Another case occurred when Geoff and I worked for one of his dad’s companies, which Geoff ran for him when we first got married. It was a breach of contract case and Geoff was the plaintiff. We never even got to court, because the judge Downtown threatened to virtually destroy us if we didn’t settle, even though we were the victims and had a solid case. That experience sitting in his private chambers, his Honor glaring at us as if we were criminals, with our insurance company rep and attorney stammering on our behalves, was so unnerving, that I quake at the sight of Federal Court to this day. You have no idea how powerful the Federal government is until you go through something like that. I would hate to have been the perp in those chambers. So much for blind justice.
That case eventually made its way to arbitration in NY. The three retired justices who heard the case were so magnificent, they almost restored my faith in our system. We also had a different attorney, a Park Avenue genius who is one of the most brilliant people I have ever met. Our insurance company found him — we didn’t even have to bring in my FIL to help us.
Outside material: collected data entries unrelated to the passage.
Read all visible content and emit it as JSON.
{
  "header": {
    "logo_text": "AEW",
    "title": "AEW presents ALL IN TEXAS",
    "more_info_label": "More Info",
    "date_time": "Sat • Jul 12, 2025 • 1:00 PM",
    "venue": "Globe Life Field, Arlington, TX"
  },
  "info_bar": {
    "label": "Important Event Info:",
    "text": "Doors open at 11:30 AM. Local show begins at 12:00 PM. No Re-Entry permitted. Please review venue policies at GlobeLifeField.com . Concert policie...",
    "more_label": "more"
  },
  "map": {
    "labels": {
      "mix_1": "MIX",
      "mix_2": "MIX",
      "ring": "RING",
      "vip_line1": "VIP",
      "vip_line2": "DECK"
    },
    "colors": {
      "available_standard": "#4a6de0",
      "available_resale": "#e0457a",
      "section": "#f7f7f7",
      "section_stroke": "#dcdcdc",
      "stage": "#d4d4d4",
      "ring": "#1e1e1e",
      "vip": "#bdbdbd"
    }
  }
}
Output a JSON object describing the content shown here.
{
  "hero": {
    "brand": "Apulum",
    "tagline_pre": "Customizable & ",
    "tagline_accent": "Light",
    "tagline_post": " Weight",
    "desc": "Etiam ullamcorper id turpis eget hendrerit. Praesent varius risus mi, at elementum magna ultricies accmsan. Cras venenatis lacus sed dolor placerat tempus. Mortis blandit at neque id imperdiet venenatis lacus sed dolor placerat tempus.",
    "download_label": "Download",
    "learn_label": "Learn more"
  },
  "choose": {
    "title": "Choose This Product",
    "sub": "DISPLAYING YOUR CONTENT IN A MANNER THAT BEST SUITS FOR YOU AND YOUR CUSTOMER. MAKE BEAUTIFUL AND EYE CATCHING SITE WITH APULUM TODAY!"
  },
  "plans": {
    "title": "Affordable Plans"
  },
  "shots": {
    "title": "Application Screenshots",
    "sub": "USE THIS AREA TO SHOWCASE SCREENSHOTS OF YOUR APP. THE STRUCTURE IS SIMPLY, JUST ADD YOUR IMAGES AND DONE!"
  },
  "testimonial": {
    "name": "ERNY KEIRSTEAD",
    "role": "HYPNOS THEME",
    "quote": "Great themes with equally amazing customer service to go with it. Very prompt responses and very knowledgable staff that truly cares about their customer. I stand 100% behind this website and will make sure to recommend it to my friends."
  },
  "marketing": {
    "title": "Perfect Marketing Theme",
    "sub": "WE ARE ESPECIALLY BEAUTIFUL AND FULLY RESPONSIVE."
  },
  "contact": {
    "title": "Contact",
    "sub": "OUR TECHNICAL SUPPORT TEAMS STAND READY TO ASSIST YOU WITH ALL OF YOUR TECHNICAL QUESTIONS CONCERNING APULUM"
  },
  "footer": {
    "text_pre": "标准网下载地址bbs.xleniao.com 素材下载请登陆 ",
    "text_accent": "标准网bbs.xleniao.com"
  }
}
I learned more about the law from that experience and those individuals than all else I have witnessed, put together.
Time will tell what happens in the Dunn case, but I am now convinced that the only way to get justice, is to have cases heard and decided by qualified legal experts, ideally, retired judges with impeccable records. Why don’t we have that? I am sure it is a matter of money and a Constitution drafted at a time when only literate and sterling men of flawless character would presume to pass judgment in serious matters. Now we have people on our juries who rush to judgment so they can go on trips (Casey Anthony) or go home for the weekend (George Zimmerman) or protect a hero (OJ Simpson) or salvage a three-day holiday.
Our recent legal history is strewn with bad judgment. Especially now that more and more of our prisons are private enterprises that must keep an 80% occupancy to be solvent. This refers back to the issue of why, for example, there is equal infraction on drug felonies between Caucasians and African Americans, yet the latter are the overwhelming majority among the incarcerated. The confluence of the prison industrial complex and polarized and often clueless “peer” juror system is increasingly alarming.
Janning [asks Haywood] to believe that he and the other defendant judges never desired the mass murder of innocents. Judge Haywood replies, “Herr Janning, it came to that the first time you sentenced a man to death you knew to be innocent.”
I will not be allowed to discuss my jury experience until well after it is over, so, I am hoping that whatever transpires will prove me wrong and my concerns to be undue subjectivity and anecdotal bias. Let me know what you think.